Google Cloudは8月10日(米国時間)、同社が提供するFaaSオファリング「Cloud Functions」の第2世代のGA(General Availability)を発表しました。第2世代へのアップデートについては2022年に3月にアナウンスされ、これまでパブリックプレビューとして公開されていましたが、今回のGAにより第1世代のCloud Functionsを利用しながら、新しいワークロードに第2世代を適用することも可能になります。
Cloud Functionsの第2世代はGoogle Cloudのサーバレスなコンテナ実行環境「Cloud Run」と、Google Cloudで利用できるイベント機能「Eventarc」の上に構築されています。おもな特徴は以下となっています。
- 同時実行性の向上 … 1つの関数インスタンスにつき最大1000の同時リクエストを処理、コールドスタートを劇的に低減し、レイテンシ改善ととコストの削減も実現
- 迅速なロールバックと段階的なロールアウト … 関数を以前のデプロイに迅速で安全にロールバック、複数のリビジョン間のトラフィック分割、関数をデプロイするごとに新しいリビジョンを生成
- リクエスト処理時間が6倍に … HTTPトリガー関数を最大で1時間実行可能(第1世代は約9分)、Cloud StorageやBigQueryからの大量のデータストリームの処理など、リクエスト時間が長いワークロードの実行が容易に
- より大きなインスタンスのサポート … 第1世代は最大で2個のvCPUとメモリ8GBの構成だったが、第2世代では最大で4個のvCPUとメモリ16GBが利用可能になり、コンピューティング不可の高い集約型の計算や並列ワークロードの実行が容易に(メモリ32GB/8vCPのインスタンスはプレビュー中)
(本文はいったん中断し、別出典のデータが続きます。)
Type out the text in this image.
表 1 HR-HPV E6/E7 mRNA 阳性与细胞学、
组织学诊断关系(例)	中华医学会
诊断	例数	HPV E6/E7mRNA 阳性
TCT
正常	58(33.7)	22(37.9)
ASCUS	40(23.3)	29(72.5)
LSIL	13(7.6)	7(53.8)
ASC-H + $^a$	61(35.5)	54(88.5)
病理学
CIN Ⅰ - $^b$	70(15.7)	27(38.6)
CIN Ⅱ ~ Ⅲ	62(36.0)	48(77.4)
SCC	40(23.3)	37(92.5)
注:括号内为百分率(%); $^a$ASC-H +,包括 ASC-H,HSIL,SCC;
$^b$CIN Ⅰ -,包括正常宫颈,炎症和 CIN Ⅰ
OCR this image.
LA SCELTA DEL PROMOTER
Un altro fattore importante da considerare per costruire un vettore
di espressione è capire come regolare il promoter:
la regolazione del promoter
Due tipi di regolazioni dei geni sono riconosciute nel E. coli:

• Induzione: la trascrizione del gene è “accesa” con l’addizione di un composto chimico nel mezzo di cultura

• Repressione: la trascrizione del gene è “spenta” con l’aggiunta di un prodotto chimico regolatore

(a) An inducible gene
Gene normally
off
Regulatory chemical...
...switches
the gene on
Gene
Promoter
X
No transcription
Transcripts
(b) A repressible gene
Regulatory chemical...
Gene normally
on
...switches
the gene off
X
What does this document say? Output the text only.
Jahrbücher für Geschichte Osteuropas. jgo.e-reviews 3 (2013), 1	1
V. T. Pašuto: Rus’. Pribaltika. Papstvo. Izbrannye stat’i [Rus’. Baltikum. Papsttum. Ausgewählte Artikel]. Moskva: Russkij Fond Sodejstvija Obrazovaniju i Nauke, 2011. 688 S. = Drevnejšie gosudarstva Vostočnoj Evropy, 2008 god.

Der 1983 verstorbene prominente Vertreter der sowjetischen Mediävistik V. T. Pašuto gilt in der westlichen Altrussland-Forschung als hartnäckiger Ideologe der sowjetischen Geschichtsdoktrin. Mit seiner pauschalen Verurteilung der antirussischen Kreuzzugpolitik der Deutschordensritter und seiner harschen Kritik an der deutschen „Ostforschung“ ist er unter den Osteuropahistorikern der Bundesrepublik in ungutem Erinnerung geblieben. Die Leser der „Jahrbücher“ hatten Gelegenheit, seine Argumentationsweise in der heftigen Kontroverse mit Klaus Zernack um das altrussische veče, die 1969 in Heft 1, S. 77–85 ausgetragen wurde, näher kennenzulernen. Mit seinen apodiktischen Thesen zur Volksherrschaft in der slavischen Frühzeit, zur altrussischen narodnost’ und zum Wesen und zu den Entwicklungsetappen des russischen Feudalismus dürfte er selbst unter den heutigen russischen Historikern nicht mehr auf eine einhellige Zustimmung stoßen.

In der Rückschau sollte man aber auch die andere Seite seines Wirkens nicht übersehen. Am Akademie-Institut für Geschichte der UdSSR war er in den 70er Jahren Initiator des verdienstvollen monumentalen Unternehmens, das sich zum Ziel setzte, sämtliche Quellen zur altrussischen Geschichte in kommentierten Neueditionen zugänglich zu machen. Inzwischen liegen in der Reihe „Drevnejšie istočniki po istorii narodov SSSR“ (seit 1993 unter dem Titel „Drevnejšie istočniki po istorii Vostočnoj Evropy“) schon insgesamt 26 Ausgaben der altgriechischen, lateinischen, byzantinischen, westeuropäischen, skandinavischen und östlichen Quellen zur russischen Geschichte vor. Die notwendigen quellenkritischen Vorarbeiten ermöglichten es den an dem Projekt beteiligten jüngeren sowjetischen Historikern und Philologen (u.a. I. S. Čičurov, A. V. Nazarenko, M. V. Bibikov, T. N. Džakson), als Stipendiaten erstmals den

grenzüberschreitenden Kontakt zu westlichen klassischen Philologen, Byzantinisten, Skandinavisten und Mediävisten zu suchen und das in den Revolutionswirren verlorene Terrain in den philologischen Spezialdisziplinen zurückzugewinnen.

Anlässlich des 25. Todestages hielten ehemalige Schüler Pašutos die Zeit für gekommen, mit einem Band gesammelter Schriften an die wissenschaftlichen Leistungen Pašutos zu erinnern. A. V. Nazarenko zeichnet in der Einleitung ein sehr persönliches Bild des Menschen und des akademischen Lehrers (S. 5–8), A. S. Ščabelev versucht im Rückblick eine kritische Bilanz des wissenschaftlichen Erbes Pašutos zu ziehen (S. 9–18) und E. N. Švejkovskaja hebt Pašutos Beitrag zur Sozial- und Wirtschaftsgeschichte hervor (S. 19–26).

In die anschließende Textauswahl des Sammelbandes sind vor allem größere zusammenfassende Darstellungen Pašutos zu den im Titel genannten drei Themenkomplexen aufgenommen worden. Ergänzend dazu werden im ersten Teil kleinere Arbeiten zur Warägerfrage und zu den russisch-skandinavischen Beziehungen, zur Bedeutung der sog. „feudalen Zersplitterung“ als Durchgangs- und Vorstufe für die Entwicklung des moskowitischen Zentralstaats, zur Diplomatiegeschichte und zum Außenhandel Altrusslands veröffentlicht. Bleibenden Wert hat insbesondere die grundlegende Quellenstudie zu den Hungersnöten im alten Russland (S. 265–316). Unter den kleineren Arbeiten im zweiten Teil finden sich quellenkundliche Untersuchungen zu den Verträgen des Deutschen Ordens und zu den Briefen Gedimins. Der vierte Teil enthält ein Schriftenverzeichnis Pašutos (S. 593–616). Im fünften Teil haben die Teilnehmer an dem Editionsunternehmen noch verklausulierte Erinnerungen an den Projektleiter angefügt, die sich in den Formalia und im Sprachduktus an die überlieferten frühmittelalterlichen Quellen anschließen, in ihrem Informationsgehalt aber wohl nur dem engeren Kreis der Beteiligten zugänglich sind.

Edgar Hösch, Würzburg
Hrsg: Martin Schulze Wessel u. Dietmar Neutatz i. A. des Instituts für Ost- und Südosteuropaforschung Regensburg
- プレウォーミングされたインスタンス … コールドスタートを削減し、アプリケーションのブートストラップ時間がパフォーマンスに影響しないように、事前に準備が整っている最小のインスタンスをつねに構成
- より多くのリージョンで利用可能に … 第1世代のすべてのリージョンに加え、フィンランド(europe-north1)とオランダ(europe-west4)が追加
- 拡張性と移植性 … Cloud Runのスケーラブルな機能を利用することで、必要に応じて関数をCloud RunまたはKubernetesに移動できる
- 125以上のイベントソースをサポート … Eventarcをネイティブサポートしたことで、EventarcでサポートされるGoogle Cloudのサービス(BigQuery、Cloud SQL、Cloud Storageなど)およびサードパーティのSaaSから125以上のイベントソースをサポート(プレビュー時の90からさらに増加)、さらにPub/Subに直接パブリッシュすることでカスタムソースからのイベントもサポート
- 業界標準のCloudEventsに準拠したイベントドリブン関数
- CMEK(customer-managed encryption keys)のサポート … 自分だけがアクセスできる独自の暗号化キーでイベントを暗号化
- Eventarcサブタスク … 作成中の関数がどのようにトリガーさるれるかを容易に検出
- テストタブの改善 … サンプルペイロードを使用して関数の呼び出しを簡素化
- カスタマイズ可能なダッシュボード … 重要な指標をひとめでわかるように表示、スクリーンリーダーによるアクセシビリティの更新
Cloud RunとEventarcにより、第2世代ではパフォーマンスとスケーラビリティ、そしてイベントソースのサポートが大幅に強化されており、大量のデータを扱う機械学習やデータパイプラインといったワークロードでの利用がより進みそうです。とくにHTTP関数を最大で60分間も利用できる点は他のサーバレスプラットフォームにはあまり見られない特徴なので、今後、Cloud Functionsならではのメリットを活かしたユースケースの登場が期待されます。